Email Metadata pain points | PyPA | Page 1

lethal aspen Aug 22, 2025, 9:52 PM

#

So far I have:

it is difficult to properly handle line endings and "unfolding" (many tools generate text and don't handle newlines correctly)
it is unspecified what RFC is used, until a few years ago encoding non-ascii text was ambiguous
generating proper metadata is subtly difficult, and requires configuring the email module properly
difficult (impossible?) to properly validate given no schema

livid ferry Aug 23, 2025, 12:23 AM

#

cc @hearty bough

languid shard Aug 23, 2025, 2:49 PM

#

My main concern would be with the concept of "replace", I think it's fine if packages eventually only provide json only metadata, but installer tools and the link SHOULD (but not MUST) continue to support the current metadata standard

lethal aspen Aug 23, 2025, 3:09 PM

#

I'm thinking the JSON metadata file would live alongside the email metadata file in a wheel minor version bump and probably indefinitely (or at least a very very long time) in sdists. Then in wheel 2.0 the email format metadata file could be dropped. Tools would still need to know how to read the email format to install wheel 1.0 packages.

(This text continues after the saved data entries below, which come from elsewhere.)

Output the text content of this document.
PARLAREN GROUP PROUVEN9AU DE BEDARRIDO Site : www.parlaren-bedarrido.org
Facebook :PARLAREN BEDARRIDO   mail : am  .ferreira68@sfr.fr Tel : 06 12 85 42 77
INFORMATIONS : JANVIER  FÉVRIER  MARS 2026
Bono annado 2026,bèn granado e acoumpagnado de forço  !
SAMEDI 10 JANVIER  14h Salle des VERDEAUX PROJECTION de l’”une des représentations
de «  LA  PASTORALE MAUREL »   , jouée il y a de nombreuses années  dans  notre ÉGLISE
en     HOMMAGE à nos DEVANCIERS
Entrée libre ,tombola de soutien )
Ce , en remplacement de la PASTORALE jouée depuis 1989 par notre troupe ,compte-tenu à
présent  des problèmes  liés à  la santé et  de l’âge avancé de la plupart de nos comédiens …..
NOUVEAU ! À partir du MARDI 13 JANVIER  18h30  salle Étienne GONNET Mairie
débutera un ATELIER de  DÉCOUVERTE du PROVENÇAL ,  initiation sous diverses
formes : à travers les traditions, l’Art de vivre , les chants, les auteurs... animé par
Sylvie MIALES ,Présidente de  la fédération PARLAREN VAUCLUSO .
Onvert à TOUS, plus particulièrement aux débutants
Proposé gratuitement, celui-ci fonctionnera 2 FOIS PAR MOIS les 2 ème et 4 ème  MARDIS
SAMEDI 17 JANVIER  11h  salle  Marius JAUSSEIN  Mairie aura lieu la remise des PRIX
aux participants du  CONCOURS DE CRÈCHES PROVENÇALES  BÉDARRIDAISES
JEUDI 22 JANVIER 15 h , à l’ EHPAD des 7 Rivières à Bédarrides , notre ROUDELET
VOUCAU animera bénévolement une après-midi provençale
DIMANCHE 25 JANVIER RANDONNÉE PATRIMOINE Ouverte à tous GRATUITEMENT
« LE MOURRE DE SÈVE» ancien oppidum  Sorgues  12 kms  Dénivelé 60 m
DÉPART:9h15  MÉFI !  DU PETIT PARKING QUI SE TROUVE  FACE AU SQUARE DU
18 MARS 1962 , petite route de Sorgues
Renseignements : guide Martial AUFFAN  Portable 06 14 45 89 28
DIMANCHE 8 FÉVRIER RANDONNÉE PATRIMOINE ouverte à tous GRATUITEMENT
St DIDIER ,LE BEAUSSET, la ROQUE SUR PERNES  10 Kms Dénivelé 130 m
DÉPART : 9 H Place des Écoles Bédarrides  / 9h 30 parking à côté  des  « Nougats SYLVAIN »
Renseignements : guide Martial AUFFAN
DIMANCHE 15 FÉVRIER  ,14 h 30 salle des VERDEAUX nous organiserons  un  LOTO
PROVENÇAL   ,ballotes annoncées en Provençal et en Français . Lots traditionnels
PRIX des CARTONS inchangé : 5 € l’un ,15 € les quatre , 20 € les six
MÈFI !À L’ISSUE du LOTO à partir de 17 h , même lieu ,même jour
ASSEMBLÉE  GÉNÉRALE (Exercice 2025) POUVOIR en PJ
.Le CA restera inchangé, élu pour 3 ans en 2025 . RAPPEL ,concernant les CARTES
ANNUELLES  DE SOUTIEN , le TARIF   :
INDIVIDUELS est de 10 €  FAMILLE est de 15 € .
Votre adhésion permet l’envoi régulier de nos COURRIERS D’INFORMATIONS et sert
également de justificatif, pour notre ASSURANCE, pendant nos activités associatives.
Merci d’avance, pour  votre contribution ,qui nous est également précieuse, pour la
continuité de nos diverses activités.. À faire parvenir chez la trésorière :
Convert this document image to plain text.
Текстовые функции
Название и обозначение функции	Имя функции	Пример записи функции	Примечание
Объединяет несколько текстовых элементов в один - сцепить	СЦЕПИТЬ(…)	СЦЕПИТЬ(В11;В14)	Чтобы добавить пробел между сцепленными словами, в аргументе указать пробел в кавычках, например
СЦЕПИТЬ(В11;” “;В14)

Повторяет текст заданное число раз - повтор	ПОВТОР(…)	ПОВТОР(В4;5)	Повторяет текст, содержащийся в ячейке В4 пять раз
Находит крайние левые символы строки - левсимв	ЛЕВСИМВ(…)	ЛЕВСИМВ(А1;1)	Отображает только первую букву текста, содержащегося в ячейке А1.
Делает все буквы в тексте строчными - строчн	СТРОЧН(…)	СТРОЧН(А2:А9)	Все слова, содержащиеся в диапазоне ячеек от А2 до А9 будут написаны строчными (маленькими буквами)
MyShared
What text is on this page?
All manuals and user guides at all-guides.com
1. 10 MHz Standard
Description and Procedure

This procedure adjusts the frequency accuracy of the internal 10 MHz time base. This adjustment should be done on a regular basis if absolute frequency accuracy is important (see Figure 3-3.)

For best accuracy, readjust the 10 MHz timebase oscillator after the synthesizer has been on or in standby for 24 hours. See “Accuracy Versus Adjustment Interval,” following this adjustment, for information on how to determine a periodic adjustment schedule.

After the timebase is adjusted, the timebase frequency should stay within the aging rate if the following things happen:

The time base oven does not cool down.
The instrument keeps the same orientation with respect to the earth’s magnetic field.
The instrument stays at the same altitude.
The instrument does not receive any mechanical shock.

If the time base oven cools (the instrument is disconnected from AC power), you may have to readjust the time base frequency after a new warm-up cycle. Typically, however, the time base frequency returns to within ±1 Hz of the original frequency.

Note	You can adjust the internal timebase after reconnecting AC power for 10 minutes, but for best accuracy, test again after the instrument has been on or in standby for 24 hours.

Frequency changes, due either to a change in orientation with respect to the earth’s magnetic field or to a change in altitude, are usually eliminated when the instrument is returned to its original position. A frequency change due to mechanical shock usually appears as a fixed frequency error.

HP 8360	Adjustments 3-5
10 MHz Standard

hearty bough Aug 25, 2025, 8:33 AM

#

here's my list:

the email format requires a parser separate from everything else. this is unlike json and toml, with their (often built-in) parsers that serialize and deserialize from and into classes/structs. we're only using the email headers here, but json and toml everywhere.
- in uv, https://github.com/astral-sh/uv/blob/4c2fc5490d67e8e56ac3f263ca1bb4726539e6f3/crates/uv-pypi-types/src/metadata/metadata23.rs#L109-L181 and https://github.com/astral-sh/uv/blob/c5032aee80d5a666a45ec5e095b8c8abeffc11fb/crates/uv-pypi-types/src/metadata/metadata_resolver.rs#L90-L165 are our METADATA parsing code, while https://github.com/astral-sh/uv/blob/4c2fc5490d67e8e56ac3f263ca1bb4726539e6f3/crates/uv-pypi-types/src/metadata/metadata23.rs#L13-L14 is the json parsing code
- In PEP 691, there's a media break going from a normal rest json api to getting .metadata which isn't
the formatting of multiline fields, or rather the multiline field license, is unclear. hatchling for example doesn't use the email module but rolls its own: https://github.com/pypa/hatch/blob/1867a9062ad3c8348857edf1ca8f945ca118e8b1/backend/src/hatchling/metadata/spec.py#L546-L555
the one thing that's better about the header format is that the readme is at the end, so it's possible to parse the relevant metadata while ignoring the long readme text (while we still have to download it).

#

i've writting a prototype that add METADATA.json and WHEEL.json in the uv build backend

#

https://github.com/astral-sh/uv/pull/15510

lethal aspen Aug 25, 2025, 2:32 PM

#

Oh wow thank you! This list is super helpful!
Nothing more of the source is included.